Despite this, on the evening of August 15 a group of 130 youths, Russian, Chechen, and Kalmyk, participated in a gang fight. Afterwards, in the morning of August 16, Khusainov petitioned the head of the rural administration Sergey Vladimirovich Sobolev, to intervene to prevent further clashes, Sobolev did nothing. Later that evening another large gang fight numbering several dozen participants took place, this time with lines of local village police on the edge, during which a Kalmyk youth named Nikolai Boldyrev was killed from a point blank pistol round.

After Boldyrev died the local police broke ranks and began to search every Chechen house in the village without warrant or cause, arresting some 14 Chechens on the charges of murder, conspiracy, and hooliganism. Afterwards more police from Astrakhan where sent to the village, and during the funeral for Boldyrev on August 18 the leader of the local Cossacks gave a speech, most of the 200 or so in attendance where not from Yandyki.

The masked crowd made their way through the village and burned all Chechen homes, and beat all Chechens they could get their hands on, including Khusainov. Behind the crowd was a firetruck that was there to extinguish fires that spread from the Chechens houses to Russian houses. There was at least one incident of a child running out of a burning house, just for the crowd to try and throw them back in. The Russian Ministry of Internal Affairs stated that they could have dispersed the crowd and prevented the pogrom, but chose not to "shoot into the crowd" to "prevent further harm." Despite that, some of the local police hid most of the village's Chechens in a local club.

==Aftermath==
Later in the day on August 18 the local authorities opened criminal proceedings for rioting, however, no arrests were made despite substantial video evidence of several unmasked participants.

By August 19 the governor of Astrakhan Oblast announced that the situation was under control via a press-release.

Most Russian media outlets presented the conflict as that between "Chechens and Kalmyks" despite the majority of participants in the pogrom being Russians.

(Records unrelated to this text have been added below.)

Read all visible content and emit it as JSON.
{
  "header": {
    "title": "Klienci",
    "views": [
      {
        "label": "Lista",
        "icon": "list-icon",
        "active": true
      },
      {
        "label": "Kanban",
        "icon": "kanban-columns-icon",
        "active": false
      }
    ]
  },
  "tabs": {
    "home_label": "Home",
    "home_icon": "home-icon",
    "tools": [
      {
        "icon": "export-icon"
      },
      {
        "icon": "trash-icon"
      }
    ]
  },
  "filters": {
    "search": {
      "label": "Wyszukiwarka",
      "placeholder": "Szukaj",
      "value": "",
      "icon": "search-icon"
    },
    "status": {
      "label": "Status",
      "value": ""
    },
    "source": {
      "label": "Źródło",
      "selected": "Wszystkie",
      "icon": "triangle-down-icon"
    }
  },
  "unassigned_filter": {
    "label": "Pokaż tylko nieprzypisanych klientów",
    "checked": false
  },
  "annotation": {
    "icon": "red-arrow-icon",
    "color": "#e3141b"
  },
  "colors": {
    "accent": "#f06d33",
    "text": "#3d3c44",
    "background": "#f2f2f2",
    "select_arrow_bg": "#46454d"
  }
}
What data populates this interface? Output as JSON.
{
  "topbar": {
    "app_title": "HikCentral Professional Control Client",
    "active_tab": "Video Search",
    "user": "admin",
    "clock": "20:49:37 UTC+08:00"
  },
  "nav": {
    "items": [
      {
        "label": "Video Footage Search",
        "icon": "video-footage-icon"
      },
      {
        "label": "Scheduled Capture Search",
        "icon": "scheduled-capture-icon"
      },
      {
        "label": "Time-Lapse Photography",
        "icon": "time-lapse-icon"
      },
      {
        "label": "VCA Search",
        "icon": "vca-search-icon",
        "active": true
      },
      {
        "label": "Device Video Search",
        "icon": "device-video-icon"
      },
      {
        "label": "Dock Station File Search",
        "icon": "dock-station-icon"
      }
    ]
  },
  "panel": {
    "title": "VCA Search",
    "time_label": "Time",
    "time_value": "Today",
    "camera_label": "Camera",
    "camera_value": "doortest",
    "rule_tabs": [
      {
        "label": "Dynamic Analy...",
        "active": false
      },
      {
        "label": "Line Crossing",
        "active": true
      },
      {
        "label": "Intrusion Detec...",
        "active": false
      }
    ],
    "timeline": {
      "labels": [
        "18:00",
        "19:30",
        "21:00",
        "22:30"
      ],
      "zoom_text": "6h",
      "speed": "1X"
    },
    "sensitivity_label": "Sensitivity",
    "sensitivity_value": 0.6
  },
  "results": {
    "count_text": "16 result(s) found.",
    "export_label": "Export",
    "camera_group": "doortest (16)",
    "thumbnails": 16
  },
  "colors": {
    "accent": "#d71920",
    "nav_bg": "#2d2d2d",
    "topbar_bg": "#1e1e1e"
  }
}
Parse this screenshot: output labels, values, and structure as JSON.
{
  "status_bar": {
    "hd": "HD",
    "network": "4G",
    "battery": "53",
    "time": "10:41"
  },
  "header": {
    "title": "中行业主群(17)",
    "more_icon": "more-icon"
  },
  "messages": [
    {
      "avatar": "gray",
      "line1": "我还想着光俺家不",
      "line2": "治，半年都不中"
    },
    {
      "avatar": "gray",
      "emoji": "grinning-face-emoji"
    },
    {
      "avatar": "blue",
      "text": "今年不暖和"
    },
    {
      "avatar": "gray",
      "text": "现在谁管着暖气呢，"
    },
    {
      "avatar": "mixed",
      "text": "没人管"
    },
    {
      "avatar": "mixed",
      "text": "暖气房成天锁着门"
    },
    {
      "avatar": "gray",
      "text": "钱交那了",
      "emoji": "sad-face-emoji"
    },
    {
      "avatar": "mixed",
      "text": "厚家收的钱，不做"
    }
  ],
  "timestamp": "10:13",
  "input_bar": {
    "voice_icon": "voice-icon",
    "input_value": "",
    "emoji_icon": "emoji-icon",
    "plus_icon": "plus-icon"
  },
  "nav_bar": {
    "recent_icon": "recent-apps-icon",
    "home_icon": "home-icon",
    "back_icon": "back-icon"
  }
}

The Russian NGO Memorial sent a fact finding mission to Yandyki to determine the cause and course of events of the pogrom.

On August 31 the deputy of the local ROVD unit was dismissed for failing to stop the riot.

Only a single participant in the riot was arrested and tried by Russia, Anatoly Bagiev, who was ultimately sentenced to seven years in prison for participating in mass riots and for calling for active disobedience to the legitimate demands of government officials.